Op mijn reis door de eetgeschiedenis ben ik veel wijzer geworden over onder andere culinair-historische weetjes, wetenswaardigheden over dingen die met eten te maken hebben, eetgewoontes en fabels en vooroordelen over eten. Zo is poep een ruilmiddel tegen groente en later zilver geweest, in 1600 in Japan, en werd tevens gebruikt als meststof. En nog aantrekkelijker was het poep in te leveren bij de huisbaas voor een huurverlaging. Dit gebeurde nog tot ver in de 19e eeuw tot kunstmest dit verving.

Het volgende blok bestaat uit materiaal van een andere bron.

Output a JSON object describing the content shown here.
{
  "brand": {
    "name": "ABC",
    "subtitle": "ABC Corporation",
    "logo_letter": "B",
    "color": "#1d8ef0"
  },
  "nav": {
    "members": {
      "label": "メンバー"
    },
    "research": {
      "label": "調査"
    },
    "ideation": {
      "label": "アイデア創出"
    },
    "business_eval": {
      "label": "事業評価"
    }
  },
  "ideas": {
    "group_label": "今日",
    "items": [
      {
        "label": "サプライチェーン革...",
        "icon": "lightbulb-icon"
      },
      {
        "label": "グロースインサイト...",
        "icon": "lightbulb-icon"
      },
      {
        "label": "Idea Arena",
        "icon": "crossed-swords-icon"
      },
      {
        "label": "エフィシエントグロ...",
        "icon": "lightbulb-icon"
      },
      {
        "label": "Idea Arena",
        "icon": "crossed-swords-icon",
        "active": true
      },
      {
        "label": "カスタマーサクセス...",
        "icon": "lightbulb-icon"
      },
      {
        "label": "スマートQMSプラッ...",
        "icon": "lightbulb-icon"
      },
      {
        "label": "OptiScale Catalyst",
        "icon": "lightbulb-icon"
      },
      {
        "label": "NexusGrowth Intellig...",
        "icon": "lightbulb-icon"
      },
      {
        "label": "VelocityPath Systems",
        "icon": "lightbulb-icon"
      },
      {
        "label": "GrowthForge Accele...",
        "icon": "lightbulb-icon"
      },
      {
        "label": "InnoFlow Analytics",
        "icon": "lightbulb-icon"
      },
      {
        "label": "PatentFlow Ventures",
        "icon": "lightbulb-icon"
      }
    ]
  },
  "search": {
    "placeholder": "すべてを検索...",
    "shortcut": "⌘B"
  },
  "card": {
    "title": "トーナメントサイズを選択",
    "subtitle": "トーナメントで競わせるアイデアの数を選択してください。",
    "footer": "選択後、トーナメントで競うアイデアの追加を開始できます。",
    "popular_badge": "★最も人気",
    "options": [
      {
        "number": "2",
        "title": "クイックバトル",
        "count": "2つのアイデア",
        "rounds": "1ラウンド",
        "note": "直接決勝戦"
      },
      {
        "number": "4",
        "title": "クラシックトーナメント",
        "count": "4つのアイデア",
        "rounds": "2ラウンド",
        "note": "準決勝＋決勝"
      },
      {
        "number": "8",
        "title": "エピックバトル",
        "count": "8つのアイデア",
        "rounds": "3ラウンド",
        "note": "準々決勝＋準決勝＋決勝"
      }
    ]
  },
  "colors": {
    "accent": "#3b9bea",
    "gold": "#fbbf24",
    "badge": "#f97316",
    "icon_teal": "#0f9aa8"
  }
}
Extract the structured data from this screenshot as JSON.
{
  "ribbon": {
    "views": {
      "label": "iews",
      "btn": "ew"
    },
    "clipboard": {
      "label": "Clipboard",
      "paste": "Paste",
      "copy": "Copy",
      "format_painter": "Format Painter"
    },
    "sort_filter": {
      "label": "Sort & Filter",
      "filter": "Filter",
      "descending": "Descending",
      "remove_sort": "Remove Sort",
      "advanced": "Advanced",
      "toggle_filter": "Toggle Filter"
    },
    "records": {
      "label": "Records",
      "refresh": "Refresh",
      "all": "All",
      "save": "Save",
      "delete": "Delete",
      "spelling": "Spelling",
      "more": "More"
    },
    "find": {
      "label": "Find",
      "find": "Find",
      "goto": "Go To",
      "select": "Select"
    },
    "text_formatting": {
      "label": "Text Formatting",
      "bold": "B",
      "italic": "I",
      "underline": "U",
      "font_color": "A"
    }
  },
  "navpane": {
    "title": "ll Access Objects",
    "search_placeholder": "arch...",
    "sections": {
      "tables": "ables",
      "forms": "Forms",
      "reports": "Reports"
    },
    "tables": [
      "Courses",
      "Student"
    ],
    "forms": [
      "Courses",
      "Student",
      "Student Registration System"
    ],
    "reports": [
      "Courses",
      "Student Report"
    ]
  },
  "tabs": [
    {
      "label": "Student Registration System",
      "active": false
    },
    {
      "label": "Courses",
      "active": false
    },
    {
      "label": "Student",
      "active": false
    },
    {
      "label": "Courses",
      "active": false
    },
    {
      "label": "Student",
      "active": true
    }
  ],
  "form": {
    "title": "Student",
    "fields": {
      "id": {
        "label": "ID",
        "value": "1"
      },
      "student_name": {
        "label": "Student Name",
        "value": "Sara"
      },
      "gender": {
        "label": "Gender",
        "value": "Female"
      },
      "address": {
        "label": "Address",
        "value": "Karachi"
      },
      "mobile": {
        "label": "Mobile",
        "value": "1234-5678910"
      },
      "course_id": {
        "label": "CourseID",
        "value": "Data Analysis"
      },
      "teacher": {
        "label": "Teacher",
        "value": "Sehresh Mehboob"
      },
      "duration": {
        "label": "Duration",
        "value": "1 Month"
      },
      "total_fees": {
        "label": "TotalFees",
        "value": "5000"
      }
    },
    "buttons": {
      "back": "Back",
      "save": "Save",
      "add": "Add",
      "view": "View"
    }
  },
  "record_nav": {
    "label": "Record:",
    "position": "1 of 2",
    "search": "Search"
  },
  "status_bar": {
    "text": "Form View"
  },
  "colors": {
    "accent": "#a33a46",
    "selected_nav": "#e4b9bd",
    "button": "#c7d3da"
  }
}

Wat Scheepers knap gedaan heeft is het koppelen van wetenswaardigheden aan culinaire en persoonlijke ervaringen. Denk ook maar eens aan hoe mensen kunnen ruiken door het genuttigde voedsel of hoe vruchten kunnen ruiken. Kreten als bedorven haring met slagroom, rotte uien, oud braaksel of kattenpis worden aangehaald door toedoen van de tropische vrucht Doerian. Deze verspreidt een penetrante geur en alles wordt doortrokken van zijn stank, maar mensen die ervan houden ruiken een botervette gustardlucht. Een groter contrast kun je je niet indenken. Wat vertrouwd ruikt is eetbaar, maar verschilt in iedere cultuur. Geuren openen op deze manier een wereld van gevoel en herkenning. “We koppelen geur aan momenten, gevaar en emoties waardoor de wereld betekenis krijgt.“
Ga jij na het lezen van het interessante en informatieve Lekker Vies anders tegen voedsel en de bereiding ervan aankijken?